Very Well-Cooked Meats
Chemicals called polycyclic aromatic hydrocarbons (PAHs) and heterocyclic amines (HCAs) can form in meats (beef, fish, poultry, and pork) cooked in high temperatures above 300 degrees Fahrenheit, says the National Cancer Institute. Frying, smoking, and grilling over open flames can produce such chemicals. The National Cancer Institute says chemicals produced in meat during high-heat cooking may increase the risk of colon, breast, liver, lung, skin and prostate cancers as it has in animal studies. However, more human trials are needed in this realm. In the meantime, it's probably best to limit or omit consumption of very well-cooked meats as much as possible and avoid blackened meats.
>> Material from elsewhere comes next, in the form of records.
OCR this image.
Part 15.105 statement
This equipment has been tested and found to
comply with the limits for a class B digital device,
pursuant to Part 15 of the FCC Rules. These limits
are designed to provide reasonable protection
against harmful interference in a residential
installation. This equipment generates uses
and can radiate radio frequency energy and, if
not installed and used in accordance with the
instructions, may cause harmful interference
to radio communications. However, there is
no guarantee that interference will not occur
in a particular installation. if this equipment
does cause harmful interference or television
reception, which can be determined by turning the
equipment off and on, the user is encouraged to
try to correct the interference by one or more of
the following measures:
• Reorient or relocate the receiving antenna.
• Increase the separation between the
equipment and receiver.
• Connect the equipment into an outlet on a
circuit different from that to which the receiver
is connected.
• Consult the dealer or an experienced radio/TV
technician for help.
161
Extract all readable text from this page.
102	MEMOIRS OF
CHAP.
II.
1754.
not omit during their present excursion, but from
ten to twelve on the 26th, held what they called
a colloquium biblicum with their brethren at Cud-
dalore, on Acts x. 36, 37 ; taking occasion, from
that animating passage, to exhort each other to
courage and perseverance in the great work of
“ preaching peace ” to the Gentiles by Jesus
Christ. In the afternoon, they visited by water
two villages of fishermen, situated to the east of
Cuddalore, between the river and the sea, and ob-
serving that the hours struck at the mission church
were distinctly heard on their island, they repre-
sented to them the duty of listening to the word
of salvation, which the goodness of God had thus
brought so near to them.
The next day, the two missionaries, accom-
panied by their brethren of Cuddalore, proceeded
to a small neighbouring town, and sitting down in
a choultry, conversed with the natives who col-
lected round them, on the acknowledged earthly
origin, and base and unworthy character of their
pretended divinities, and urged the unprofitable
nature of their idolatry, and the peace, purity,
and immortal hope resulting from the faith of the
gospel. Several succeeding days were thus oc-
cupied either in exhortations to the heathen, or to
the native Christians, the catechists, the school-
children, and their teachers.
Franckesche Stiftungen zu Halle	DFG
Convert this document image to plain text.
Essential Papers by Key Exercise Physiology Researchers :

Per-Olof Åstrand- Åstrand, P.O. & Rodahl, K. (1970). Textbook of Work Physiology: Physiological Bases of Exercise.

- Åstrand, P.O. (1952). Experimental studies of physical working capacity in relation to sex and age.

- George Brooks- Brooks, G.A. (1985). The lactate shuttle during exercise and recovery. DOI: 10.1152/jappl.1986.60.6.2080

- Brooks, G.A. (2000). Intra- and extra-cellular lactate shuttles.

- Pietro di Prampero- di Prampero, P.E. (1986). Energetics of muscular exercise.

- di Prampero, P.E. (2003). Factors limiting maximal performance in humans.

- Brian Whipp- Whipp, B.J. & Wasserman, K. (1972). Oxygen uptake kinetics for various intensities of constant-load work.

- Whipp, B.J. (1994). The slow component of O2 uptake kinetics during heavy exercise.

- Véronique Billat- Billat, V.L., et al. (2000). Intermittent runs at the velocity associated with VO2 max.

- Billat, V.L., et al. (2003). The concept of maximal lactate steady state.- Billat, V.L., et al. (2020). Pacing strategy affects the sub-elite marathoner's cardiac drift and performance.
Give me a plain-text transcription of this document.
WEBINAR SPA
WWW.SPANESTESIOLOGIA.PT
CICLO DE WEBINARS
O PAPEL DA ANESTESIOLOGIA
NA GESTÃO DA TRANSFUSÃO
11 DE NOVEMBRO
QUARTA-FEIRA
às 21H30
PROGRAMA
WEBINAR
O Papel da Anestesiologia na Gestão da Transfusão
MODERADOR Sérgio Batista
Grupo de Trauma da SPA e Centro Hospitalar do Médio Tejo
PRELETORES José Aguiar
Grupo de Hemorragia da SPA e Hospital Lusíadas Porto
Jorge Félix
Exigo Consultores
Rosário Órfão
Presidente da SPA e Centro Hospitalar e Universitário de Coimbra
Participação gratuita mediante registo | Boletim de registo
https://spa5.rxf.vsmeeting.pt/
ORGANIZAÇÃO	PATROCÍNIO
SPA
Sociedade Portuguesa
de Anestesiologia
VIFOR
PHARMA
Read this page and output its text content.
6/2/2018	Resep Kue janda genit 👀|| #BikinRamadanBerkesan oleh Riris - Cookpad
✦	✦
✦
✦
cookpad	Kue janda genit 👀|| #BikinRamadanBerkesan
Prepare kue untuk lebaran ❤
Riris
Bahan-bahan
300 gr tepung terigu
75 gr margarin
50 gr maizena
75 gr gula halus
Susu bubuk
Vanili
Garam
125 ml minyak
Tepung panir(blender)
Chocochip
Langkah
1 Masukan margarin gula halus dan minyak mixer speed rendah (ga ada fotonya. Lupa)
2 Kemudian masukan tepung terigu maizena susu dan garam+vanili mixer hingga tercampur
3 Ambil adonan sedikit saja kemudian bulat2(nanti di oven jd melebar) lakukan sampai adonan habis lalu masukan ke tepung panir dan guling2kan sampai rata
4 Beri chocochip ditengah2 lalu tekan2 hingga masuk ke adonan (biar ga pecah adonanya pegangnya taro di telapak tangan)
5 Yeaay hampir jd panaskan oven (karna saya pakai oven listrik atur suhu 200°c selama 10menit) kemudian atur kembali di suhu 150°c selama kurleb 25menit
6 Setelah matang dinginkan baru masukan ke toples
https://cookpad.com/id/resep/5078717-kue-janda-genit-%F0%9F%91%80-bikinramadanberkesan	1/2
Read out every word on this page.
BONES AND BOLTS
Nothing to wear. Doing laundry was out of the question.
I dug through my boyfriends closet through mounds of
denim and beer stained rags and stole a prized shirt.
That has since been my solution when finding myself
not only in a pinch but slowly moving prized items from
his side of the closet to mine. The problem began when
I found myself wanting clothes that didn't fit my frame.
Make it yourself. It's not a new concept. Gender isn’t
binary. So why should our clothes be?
Added Sugars and Refined Grains
While including refined grains and added sugar in your diet doesn't mean you'll get cancer, eating too many of these foods boosts your risk for obesity and being obese increases your risk for prostate, breast, colorectal, and pancreatic cancers, says the Cancer Treatment Centers of America. So limit sugary drinks, sweets, and refined grains (like white bread and white rice) as much as possible. The Dietary Guidelines for Americans 2015 - 2020 suggest limiting added sugar to less than 10 percent of your total calorie intake (less than 50 grams daily for a 2,000-calorie diet).
You probably already know drinking alcohol in excess can be problematic for your health. However, a recent review published in 2017 in the journal Addiction found strong evidence alcohol causes cancer, and cancers caused by alcohol make up almost 6 percent of cancer deaths worldwide. National Institutes of Health says alcohol is associated with gullet, throat, colon, liver, rectum, and breast cancers, and there's no safe level for alcohol consumption. The Centers for Disease Control and Prevention say if you currently don't drink alcohol, don't begin doing so for any reason and if you do, limit drinks to one per day for women and two daily for men.
Lowering your cancer risks means limiting or avoiding cancer-causing foods and choosing a healthy lifestyle. Reduce your chance of getting cancer by eating plenty of fruits, veggies, and whole grains, getting regular exercise, maintaining a healthy weight, avoiding tobacco products, practicing safe sex, following recommended immunization schedules, and protecting yourself from the sun, says Mayo Clinic.